Hunters: Measure Bullet Performance with Bullet Test Tube
Planning an important fall hunt? Here’s a product that will help you pick the most effective bullet for use on big game. The Bullet Test Tube (BTT), an innovative product from Ballistic Technology, allows hunters to test the terminal performance of hunting bullets. This $69.95 unit contains a re-usable wax-like compound that simulates how a bullet penetrates and expands when shot into a game animal. With the BTT, you can measure the wound channel volume (with water), then split the medium in half to measure the wound channel’s length and width. To re-use the BTT, simply melt the wax-like core material in a standard 1.5 gallon crock-pot or large pan and pour it into a replacement cardboard target mold.
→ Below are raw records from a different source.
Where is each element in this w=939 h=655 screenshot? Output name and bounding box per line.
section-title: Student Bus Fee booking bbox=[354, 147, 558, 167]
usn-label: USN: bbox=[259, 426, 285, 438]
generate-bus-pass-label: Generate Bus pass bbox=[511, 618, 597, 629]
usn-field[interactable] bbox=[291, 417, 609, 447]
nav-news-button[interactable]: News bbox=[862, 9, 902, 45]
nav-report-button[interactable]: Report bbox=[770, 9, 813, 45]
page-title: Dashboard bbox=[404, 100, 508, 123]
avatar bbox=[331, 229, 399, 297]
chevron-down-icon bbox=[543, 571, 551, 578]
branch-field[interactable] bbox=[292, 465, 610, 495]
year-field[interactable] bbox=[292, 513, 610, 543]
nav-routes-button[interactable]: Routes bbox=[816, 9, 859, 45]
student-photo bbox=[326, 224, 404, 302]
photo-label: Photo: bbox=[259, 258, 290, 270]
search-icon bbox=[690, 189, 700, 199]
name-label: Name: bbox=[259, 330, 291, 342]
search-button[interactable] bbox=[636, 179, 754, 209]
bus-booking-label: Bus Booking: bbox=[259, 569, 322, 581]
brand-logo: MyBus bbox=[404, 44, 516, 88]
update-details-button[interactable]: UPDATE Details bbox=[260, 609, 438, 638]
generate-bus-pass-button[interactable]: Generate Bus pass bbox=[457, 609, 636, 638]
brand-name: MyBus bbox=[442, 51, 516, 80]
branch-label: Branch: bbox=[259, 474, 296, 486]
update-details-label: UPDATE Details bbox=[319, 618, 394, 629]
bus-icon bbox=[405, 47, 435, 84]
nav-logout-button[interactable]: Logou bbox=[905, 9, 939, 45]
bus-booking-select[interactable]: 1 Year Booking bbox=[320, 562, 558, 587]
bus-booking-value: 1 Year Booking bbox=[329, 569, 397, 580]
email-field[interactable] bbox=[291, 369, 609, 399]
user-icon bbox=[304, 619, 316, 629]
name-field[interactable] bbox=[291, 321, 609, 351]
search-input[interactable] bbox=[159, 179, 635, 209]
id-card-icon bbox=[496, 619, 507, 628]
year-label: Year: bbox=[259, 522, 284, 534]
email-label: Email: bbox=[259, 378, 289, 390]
Click the screen below to watch a YouTube Video that demonstrates the whole process. (If you are at work, turn down the audio volume first.)
To learn more about the Bullet Test Tube, read this Product FAQ. The Bullet Test Tube has earned the NRA Publications 2007 Golden Bullseye Award and Field & Stream’s 2006 “Best of the Best” Accessories Award. The product is available through major vendors including Cabelas.com, MidwayUSA.com, and Sinclair International.
If you wish to capture the bullet after it passes through the test medium, add the Xtender accessory which slips on the end. This allows hunters to examine bullet integrity as well as wound cavity. Sinclair Int’l prices the Bullet Test Tube at $61.25, while the Xtender is an additional $57.60.
In case anyone else is considering spending money on this, don’t. The density is much higher than either ballistic gelatin or flesh, which means the pressure at the front of the bullet is higher when it hits – that makes bullets expand MUCH more than they should. It makes some nice pictures, but for actually evaluating the performance of any bullet, this is worthless. A bullet which would expand nicely in ballistic gelatin will be destroyed when fired into this wax, and a bullet which doesn’t expand at all in gelatin (because it’s too tough or too slow) will expand in this wax.